Make -DLLAMA_HIP_UMA a dynamic setting. #7145

Open sebastian-philipp opened 2 months ago

sebastian-philipp commented 2 months ago

Feature Description

Please provide a detailed written description of what you were trying to do, and what you expected llama.cpp to do as an enhancement.

Ollama uses a compiled version of llama.cpp . Letting end-uses re-compile ollama and llama.cpp in order to enable the usage of integrated GPUs is problematic. I would enjoy LLAMA_HIP_UMA to be a dynamic setting that can be enabled regardless of the compile time flags.

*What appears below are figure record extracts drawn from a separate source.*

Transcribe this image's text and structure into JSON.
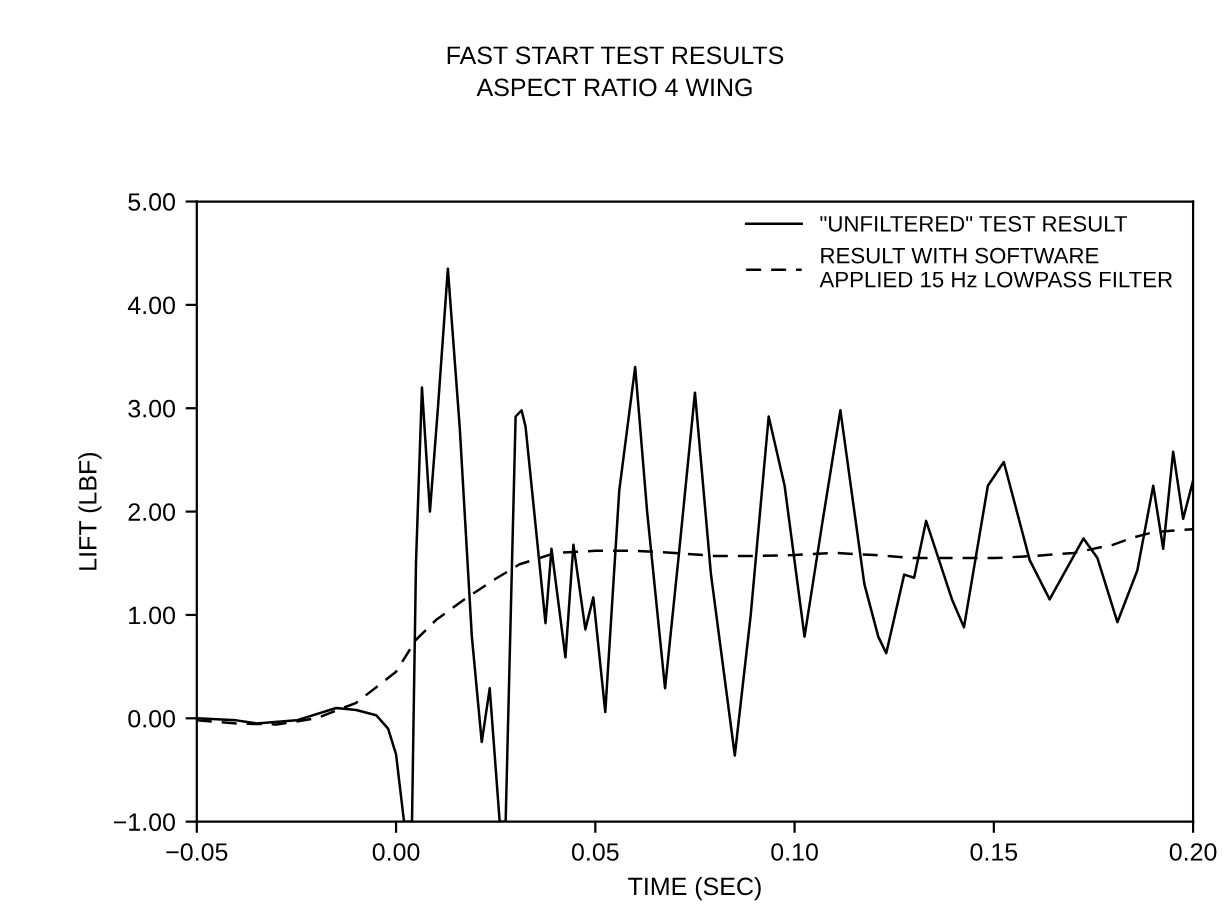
{
  "chart_data": {
    "type": "line",
    "title": "FAST START TEST RESULTS",
    "subtitle": "ASPECT RATIO 4 WING",
    "xlabel": "TIME (SEC)",
    "ylabel": "LIFT (LBF)",
    "xlim": [
      -0.05,
      0.2
    ],
    "ylim": [
      -1.0,
      5.0
    ],
    "xticks": [
      {
        "value": -0.05,
        "label": "−0.05"
      },
      {
        "value": 0.0,
        "label": "0.00"
      },
      {
        "value": 0.05,
        "label": "0.05"
      },
      {
        "value": 0.1,
        "label": "0.10"
      },
      {
        "value": 0.15,
        "label": "0.15"
      },
      {
        "value": 0.2,
        "label": "0.20"
      }
    ],
    "yticks": [
      {
        "value": -1.0,
        "label": "−1.00"
      },
      {
        "value": 0.0,
        "label": "0.00"
      },
      {
        "value": 1.0,
        "label": "1.00"
      },
      {
        "value": 2.0,
        "label": "2.00"
      },
      {
        "value": 3.0,
        "label": "3.00"
      },
      {
        "value": 4.0,
        "label": "4.00"
      },
      {
        "value": 5.0,
        "label": "5.00"
      }
    ],
    "grid": false,
    "legend": "top right",
    "series": [
      {
        "name": "\"UNFILTERED\" TEST RESULT",
        "color": "#000000",
        "line_style": "solid",
        "x": [
          -0.05,
          -0.04,
          -0.035,
          -0.025,
          -0.015,
          -0.01,
          -0.005,
          -0.002,
          0.0,
          0.002,
          0.004,
          0.005,
          0.0065,
          0.0085,
          0.0105,
          0.013,
          0.016,
          0.019,
          0.0215,
          0.0235,
          0.026,
          0.0275,
          0.03,
          0.0315,
          0.0325,
          0.0375,
          0.039,
          0.0425,
          0.0445,
          0.0475,
          0.0495,
          0.0525,
          0.056,
          0.06,
          0.063,
          0.0675,
          0.071,
          0.075,
          0.079,
          0.085,
          0.089,
          0.0935,
          0.0975,
          0.1025,
          0.107,
          0.1115,
          0.1175,
          0.121,
          0.123,
          0.1275,
          0.13,
          0.133,
          0.1395,
          0.1425,
          0.1485,
          0.1525,
          0.159,
          0.164,
          0.1725,
          0.176,
          0.181,
          0.186,
          0.19,
          0.1925,
          0.195,
          0.1975,
          0.2
        ],
        "values": [
          0.0,
          -0.02,
          -0.05,
          -0.02,
          0.1,
          0.08,
          0.03,
          -0.1,
          -0.35,
          -1.0,
          -1.0,
          1.5,
          3.2,
          2.0,
          3.0,
          4.35,
          2.8,
          0.8,
          -0.23,
          0.29,
          -1.0,
          -1.0,
          2.92,
          2.98,
          2.82,
          0.92,
          1.64,
          0.59,
          1.68,
          0.86,
          1.17,
          0.06,
          2.2,
          3.4,
          2.0,
          0.29,
          1.6,
          3.15,
          1.4,
          -0.36,
          1.0,
          2.92,
          2.25,
          0.79,
          1.9,
          2.98,
          1.3,
          0.79,
          0.63,
          1.39,
          1.36,
          1.91,
          1.15,
          0.88,
          2.25,
          2.48,
          1.53,
          1.15,
          1.74,
          1.55,
          0.93,
          1.43,
          2.25,
          1.64,
          2.58,
          1.93,
          2.3
        ]
      },
      {
        "name": "RESULT WITH SOFTWARE\nAPPLIED 15 Hz LOWPASS FILTER",
        "color": "#000000",
        "line_style": "dashed",
        "x": [
          -0.05,
          -0.04,
          -0.03,
          -0.02,
          -0.01,
          0.0,
          0.005,
          0.01,
          0.0175,
          0.025,
          0.031,
          0.04,
          0.05,
          0.06,
          0.07,
          0.08,
          0.09,
          0.1,
          0.11,
          0.12,
          0.13,
          0.14,
          0.15,
          0.16,
          0.17,
          0.18,
          0.185,
          0.19,
          0.2
        ],
        "values": [
          -0.02,
          -0.05,
          -0.06,
          0.0,
          0.15,
          0.45,
          0.76,
          0.95,
          1.16,
          1.35,
          1.49,
          1.6,
          1.62,
          1.62,
          1.6,
          1.57,
          1.57,
          1.58,
          1.6,
          1.58,
          1.55,
          1.55,
          1.55,
          1.57,
          1.6,
          1.68,
          1.75,
          1.8,
          1.83
        ]
      }
    ]
  }
}
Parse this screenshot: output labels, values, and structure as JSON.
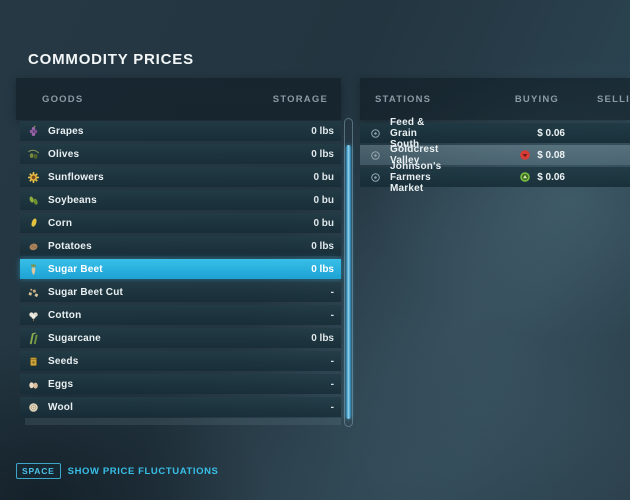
{
  "title": "COMMODITY PRICES",
  "colors": {
    "accent_selected": "#2bb0dd",
    "hint_cyan": "#38bfe8",
    "trend_down_red": "#d93b35",
    "trend_up_green": "#79c043"
  },
  "goods_panel": {
    "headers": {
      "goods": "GOODS",
      "storage": "STORAGE"
    },
    "items": [
      {
        "name": "Grapes",
        "storage": "0 lbs",
        "icon": "grapes",
        "selected": false
      },
      {
        "name": "Olives",
        "storage": "0 lbs",
        "icon": "olives",
        "selected": false
      },
      {
        "name": "Sunflowers",
        "storage": "0 bu",
        "icon": "sunflower",
        "selected": false
      },
      {
        "name": "Soybeans",
        "storage": "0 bu",
        "icon": "soybeans",
        "selected": false
      },
      {
        "name": "Corn",
        "storage": "0 bu",
        "icon": "corn",
        "selected": false
      },
      {
        "name": "Potatoes",
        "storage": "0 lbs",
        "icon": "potato",
        "selected": false
      },
      {
        "name": "Sugar Beet",
        "storage": "0 lbs",
        "icon": "sugar-beet",
        "selected": true
      },
      {
        "name": "Sugar Beet Cut",
        "storage": "-",
        "icon": "sugar-beet-cut",
        "selected": false
      },
      {
        "name": "Cotton",
        "storage": "-",
        "icon": "cotton",
        "selected": false
      },
      {
        "name": "Sugarcane",
        "storage": "0 lbs",
        "icon": "sugarcane",
        "selected": false
      },
      {
        "name": "Seeds",
        "storage": "-",
        "icon": "seeds",
        "selected": false
      },
      {
        "name": "Eggs",
        "storage": "-",
        "icon": "eggs",
        "selected": false
      },
      {
        "name": "Wool",
        "storage": "-",
        "icon": "wool",
        "selected": false
      }
    ]
  },
  "stations_panel": {
    "headers": {
      "stations": "STATIONS",
      "buying": "BUYING",
      "selling": "SELLING"
    },
    "rows": [
      {
        "name": "Feed & Grain South",
        "buying": "$ 0.06",
        "trend": "none",
        "highlight": false
      },
      {
        "name": "Goldcrest Valley",
        "buying": "$ 0.08",
        "trend": "down",
        "highlight": true
      },
      {
        "name": "Johnson's Farmers Market",
        "buying": "$ 0.06",
        "trend": "up",
        "highlight": false
      }
    ]
  },
  "footer": {
    "key": "SPACE",
    "label": "SHOW PRICE FLUCTUATIONS"
  }
}
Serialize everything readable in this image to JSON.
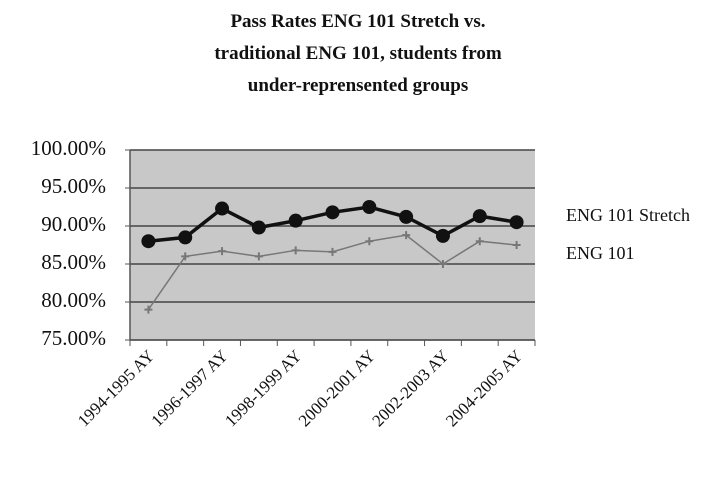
{
  "chart_data": {
    "type": "line",
    "title": "Pass Rates ENG 101 Stretch vs. traditional ENG 101, students from under-reprensented groups",
    "categories": [
      "1994-1995 AY",
      null,
      "1996-1997 AY",
      null,
      "1998-1999 AY",
      null,
      "2000-2001 AY",
      null,
      "2002-2003 AY",
      null,
      "2004-2005 AY"
    ],
    "series": [
      {
        "name": "ENG 101 Stretch",
        "color": "#111111",
        "values": [
          88,
          88.5,
          92.3,
          89.8,
          90.7,
          91.8,
          92.5,
          91.2,
          88.7,
          91.3,
          90.5
        ]
      },
      {
        "name": "ENG 101",
        "color": "#777777",
        "values": [
          79,
          86,
          86.7,
          86,
          86.8,
          86.6,
          88,
          88.8,
          85,
          88,
          87.5
        ]
      }
    ],
    "ylim": [
      75,
      100
    ],
    "yticks": [
      {
        "value": 75,
        "label": "75.00%"
      },
      {
        "value": 80,
        "label": "80.00%"
      },
      {
        "value": 85,
        "label": "85.00%"
      },
      {
        "value": 90,
        "label": "90.00%"
      },
      {
        "value": 95,
        "label": "95.00%"
      },
      {
        "value": 100,
        "label": "100.00%"
      }
    ],
    "grid": true,
    "legend": "right"
  }
}
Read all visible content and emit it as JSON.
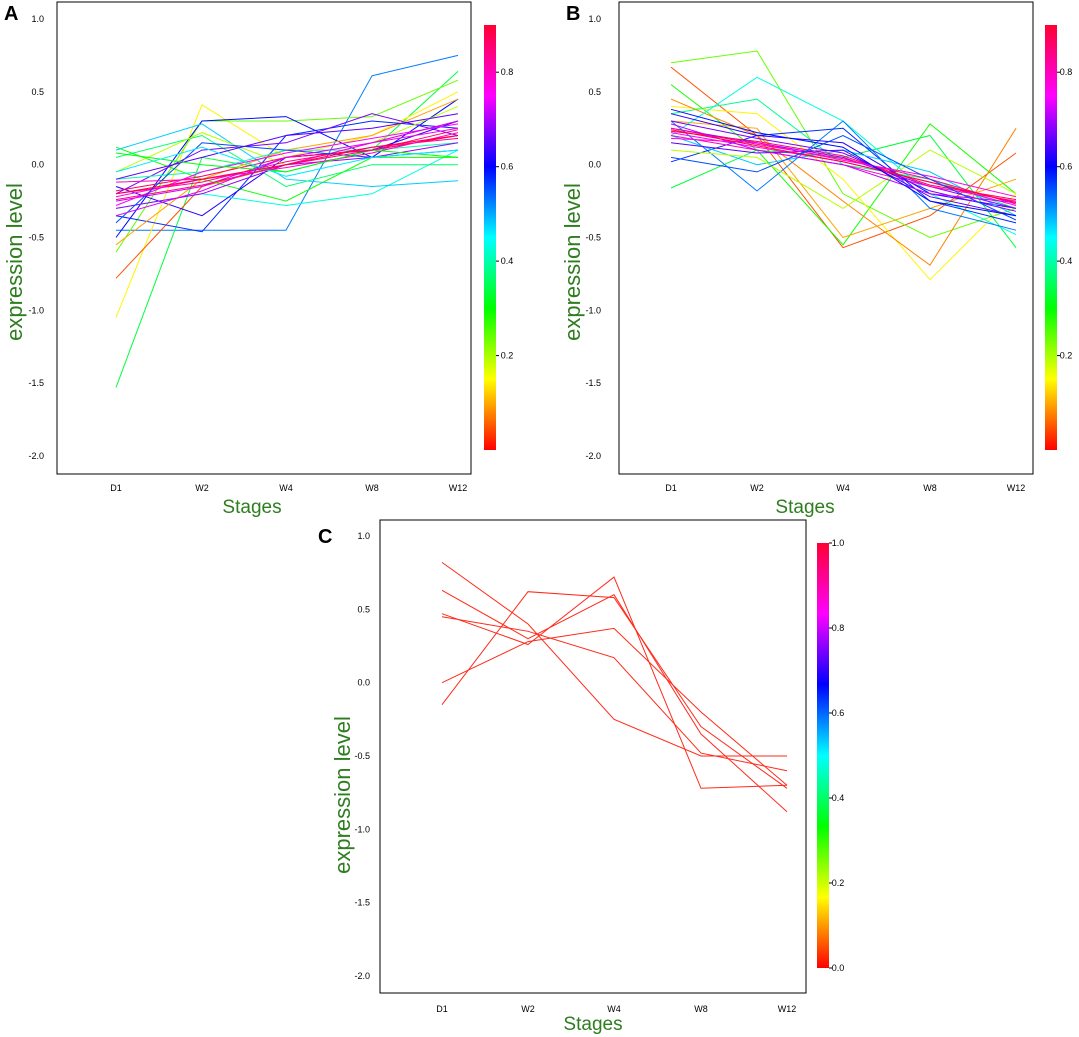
{
  "chart_data": [
    {
      "panel_label": "A",
      "type": "line",
      "xlabel": "Stages",
      "ylabel": "expression level",
      "categories": [
        "D1",
        "W2",
        "W4",
        "W8",
        "W12"
      ],
      "ylim": [
        -2.1,
        1.1
      ],
      "yticks": [
        "-2.0",
        "-1.5",
        "-1.0",
        "-0.5",
        "0.0",
        "0.5",
        "1.0"
      ],
      "yticks_values": [
        -2.0,
        -1.5,
        -1.0,
        -0.5,
        0.0,
        0.5,
        1.0
      ],
      "colorbar": {
        "range": [
          0.0,
          0.9
        ],
        "ticks": [
          "0.2",
          "0.4",
          "0.6",
          "0.8"
        ],
        "tick_values": [
          0.2,
          0.4,
          0.6,
          0.8
        ]
      },
      "series": [
        {
          "membership": 0.55,
          "values": [
            -0.45,
            -0.45,
            -0.45,
            0.61,
            0.75
          ]
        },
        {
          "membership": 0.35,
          "values": [
            -1.53,
            0.05,
            -0.05,
            0.1,
            0.64
          ]
        },
        {
          "membership": 0.15,
          "values": [
            -1.05,
            0.41,
            0.05,
            0.2,
            0.5
          ]
        },
        {
          "membership": 0.05,
          "values": [
            -0.78,
            -0.15,
            0.0,
            0.15,
            0.3
          ]
        },
        {
          "membership": 0.25,
          "values": [
            -0.6,
            0.3,
            0.3,
            0.33,
            0.58
          ]
        },
        {
          "membership": 0.62,
          "values": [
            -0.5,
            0.3,
            0.33,
            0.05,
            0.45
          ]
        },
        {
          "membership": 0.6,
          "values": [
            -0.35,
            -0.46,
            0.2,
            0.3,
            0.25
          ]
        },
        {
          "membership": 0.45,
          "values": [
            -0.3,
            -0.2,
            -0.28,
            -0.2,
            0.1
          ]
        },
        {
          "membership": 0.3,
          "values": [
            0.12,
            -0.1,
            -0.25,
            0.05,
            0.05
          ]
        },
        {
          "membership": 0.5,
          "values": [
            0.1,
            0.28,
            -0.1,
            -0.15,
            -0.11
          ]
        },
        {
          "membership": 0.38,
          "values": [
            0.05,
            0.2,
            -0.15,
            0.0,
            0.0
          ]
        },
        {
          "membership": 0.7,
          "values": [
            -0.2,
            0.1,
            0.15,
            0.35,
            0.2
          ]
        },
        {
          "membership": 0.65,
          "values": [
            -0.15,
            -0.35,
            0.05,
            0.1,
            0.3
          ]
        },
        {
          "membership": 0.2,
          "values": [
            -0.05,
            0.22,
            0.0,
            0.15,
            0.4
          ]
        },
        {
          "membership": 0.1,
          "values": [
            -0.55,
            -0.1,
            0.1,
            0.2,
            0.45
          ]
        },
        {
          "membership": 0.42,
          "values": [
            -0.1,
            -0.05,
            0.1,
            0.1,
            0.15
          ]
        },
        {
          "membership": 0.75,
          "values": [
            -0.25,
            -0.15,
            0.05,
            0.1,
            0.2
          ]
        },
        {
          "membership": 0.8,
          "values": [
            -0.22,
            -0.1,
            0.0,
            0.15,
            0.25
          ]
        },
        {
          "membership": 0.85,
          "values": [
            -0.2,
            -0.12,
            0.02,
            0.12,
            0.18
          ]
        },
        {
          "membership": 0.88,
          "values": [
            -0.18,
            -0.08,
            0.05,
            0.1,
            0.2
          ]
        },
        {
          "membership": 0.72,
          "values": [
            -0.3,
            -0.2,
            0.0,
            0.05,
            0.15
          ]
        },
        {
          "membership": 0.78,
          "values": [
            -0.28,
            -0.05,
            0.08,
            0.18,
            0.28
          ]
        },
        {
          "membership": 0.82,
          "values": [
            -0.12,
            -0.1,
            -0.02,
            0.08,
            0.22
          ]
        },
        {
          "membership": 0.58,
          "values": [
            -0.4,
            0.15,
            0.1,
            0.05,
            0.1
          ]
        },
        {
          "membership": 0.68,
          "values": [
            -0.1,
            0.05,
            0.2,
            0.25,
            0.35
          ]
        },
        {
          "membership": 0.32,
          "values": [
            0.08,
            0.0,
            -0.05,
            0.1,
            0.05
          ]
        },
        {
          "membership": 0.48,
          "values": [
            -0.05,
            0.12,
            -0.08,
            0.05,
            0.1
          ]
        },
        {
          "membership": 0.86,
          "values": [
            -0.24,
            -0.14,
            0.0,
            0.1,
            0.24
          ]
        },
        {
          "membership": 0.9,
          "values": [
            -0.2,
            -0.1,
            0.0,
            0.12,
            0.2
          ]
        },
        {
          "membership": 0.76,
          "values": [
            -0.35,
            -0.18,
            0.05,
            0.15,
            0.3
          ]
        }
      ]
    },
    {
      "panel_label": "B",
      "type": "line",
      "xlabel": "Stages",
      "ylabel": "expression level",
      "categories": [
        "D1",
        "W2",
        "W4",
        "W8",
        "W12"
      ],
      "ylim": [
        -2.1,
        1.1
      ],
      "yticks": [
        "-2.0",
        "-1.5",
        "-1.0",
        "-0.5",
        "0.0",
        "0.5",
        "1.0"
      ],
      "yticks_values": [
        -2.0,
        -1.5,
        -1.0,
        -0.5,
        0.0,
        0.5,
        1.0
      ],
      "colorbar": {
        "range": [
          0.0,
          0.9
        ],
        "ticks": [
          "0.2",
          "0.4",
          "0.6",
          "0.8"
        ],
        "tick_values": [
          0.2,
          0.4,
          0.6,
          0.8
        ]
      },
      "series": [
        {
          "membership": 0.05,
          "values": [
            0.67,
            0.2,
            -0.57,
            -0.35,
            0.08
          ]
        },
        {
          "membership": 0.25,
          "values": [
            0.7,
            0.78,
            -0.2,
            -0.5,
            -0.3
          ]
        },
        {
          "membership": 0.3,
          "values": [
            0.55,
            0.1,
            -0.55,
            0.28,
            -0.2
          ]
        },
        {
          "membership": 0.15,
          "values": [
            0.4,
            0.35,
            -0.1,
            -0.79,
            -0.2
          ]
        },
        {
          "membership": 0.08,
          "values": [
            0.45,
            0.2,
            -0.25,
            -0.69,
            0.25
          ]
        },
        {
          "membership": 0.1,
          "values": [
            0.3,
            0.25,
            -0.5,
            -0.3,
            -0.1
          ]
        },
        {
          "membership": 0.35,
          "values": [
            -0.16,
            0.1,
            0.05,
            0.2,
            -0.57
          ]
        },
        {
          "membership": 0.45,
          "values": [
            0.2,
            0.6,
            0.3,
            -0.2,
            -0.48
          ]
        },
        {
          "membership": 0.4,
          "values": [
            0.35,
            0.45,
            0.0,
            -0.1,
            -0.3
          ]
        },
        {
          "membership": 0.55,
          "values": [
            0.3,
            -0.18,
            0.3,
            -0.3,
            -0.45
          ]
        },
        {
          "membership": 0.6,
          "values": [
            0.02,
            0.2,
            0.25,
            -0.25,
            -0.4
          ]
        },
        {
          "membership": 0.65,
          "values": [
            0.35,
            0.2,
            0.15,
            -0.2,
            -0.3
          ]
        },
        {
          "membership": 0.5,
          "values": [
            0.2,
            0.0,
            0.1,
            -0.05,
            -0.35
          ]
        },
        {
          "membership": 0.2,
          "values": [
            0.1,
            0.05,
            -0.3,
            0.1,
            -0.2
          ]
        },
        {
          "membership": 0.72,
          "values": [
            0.25,
            0.15,
            0.05,
            -0.15,
            -0.3
          ]
        },
        {
          "membership": 0.78,
          "values": [
            0.22,
            0.12,
            0.02,
            -0.12,
            -0.28
          ]
        },
        {
          "membership": 0.82,
          "values": [
            0.2,
            0.1,
            0.0,
            -0.15,
            -0.25
          ]
        },
        {
          "membership": 0.85,
          "values": [
            0.25,
            0.14,
            0.04,
            -0.1,
            -0.27
          ]
        },
        {
          "membership": 0.88,
          "values": [
            0.23,
            0.16,
            0.06,
            -0.14,
            -0.24
          ]
        },
        {
          "membership": 0.7,
          "values": [
            0.3,
            0.18,
            0.08,
            -0.18,
            -0.32
          ]
        },
        {
          "membership": 0.68,
          "values": [
            0.15,
            0.08,
            0.1,
            -0.22,
            -0.35
          ]
        },
        {
          "membership": 0.75,
          "values": [
            0.28,
            0.1,
            0.0,
            -0.2,
            -0.26
          ]
        },
        {
          "membership": 0.8,
          "values": [
            0.18,
            0.15,
            0.03,
            -0.08,
            -0.22
          ]
        },
        {
          "membership": 0.9,
          "values": [
            0.24,
            0.13,
            0.02,
            -0.12,
            -0.26
          ]
        },
        {
          "membership": 0.58,
          "values": [
            0.05,
            -0.05,
            0.2,
            -0.1,
            -0.38
          ]
        },
        {
          "membership": 0.62,
          "values": [
            0.38,
            0.22,
            0.12,
            -0.25,
            -0.35
          ]
        }
      ]
    },
    {
      "panel_label": "C",
      "type": "line",
      "xlabel": "Stages",
      "ylabel": "expression level",
      "categories": [
        "D1",
        "W2",
        "W4",
        "W8",
        "W12"
      ],
      "ylim": [
        -2.1,
        1.1
      ],
      "yticks": [
        "-2.0",
        "-1.5",
        "-1.0",
        "-0.5",
        "0.0",
        "0.5",
        "1.0"
      ],
      "yticks_values": [
        -2.0,
        -1.5,
        -1.0,
        -0.5,
        0.0,
        0.5,
        1.0
      ],
      "colorbar": {
        "range": [
          0.0,
          1.0
        ],
        "ticks": [
          "0.0",
          "0.2",
          "0.4",
          "0.6",
          "0.8",
          "1.0"
        ],
        "tick_values": [
          0.0,
          0.2,
          0.4,
          0.6,
          0.8,
          1.0
        ]
      },
      "series": [
        {
          "membership": 0.02,
          "values": [
            0.82,
            0.4,
            -0.25,
            -0.5,
            -0.5
          ]
        },
        {
          "membership": 0.02,
          "values": [
            0.63,
            0.3,
            0.6,
            -0.35,
            -0.88
          ]
        },
        {
          "membership": 0.02,
          "values": [
            0.47,
            0.26,
            0.72,
            -0.72,
            -0.7
          ]
        },
        {
          "membership": 0.02,
          "values": [
            0.45,
            0.35,
            0.17,
            -0.48,
            -0.6
          ]
        },
        {
          "membership": 0.02,
          "values": [
            0.0,
            0.28,
            0.37,
            -0.2,
            -0.7
          ]
        },
        {
          "membership": 0.02,
          "values": [
            -0.15,
            0.62,
            0.58,
            -0.3,
            -0.72
          ]
        }
      ]
    }
  ]
}
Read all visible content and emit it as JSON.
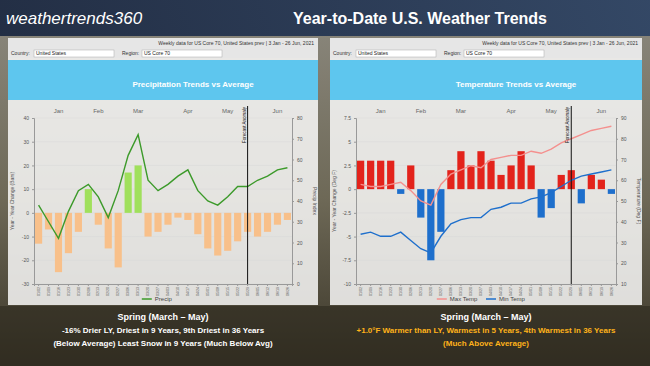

I think right now there are three ways to get iGPUs working in ollama:

  1. re-compile llama.cpp
  2. use something like https://github.com/segurac/force-host-alloction-APU to force the use of hipHostMalloc circumventing the already built-in feature.
  3. change the Dedicated video memory in the BIOS.

See also https://github.com/ollama/ollama/issues/2637

Possible Implementation

std::getenv("LLAMA_HIP_UMA")

?

Djip007 commented 2 weeks ago

On llamafile https://github.com/Mozilla-Ocho/llamafile/pull/473 Made it as a fallback if not enough VRAM (when hipalloc failed.)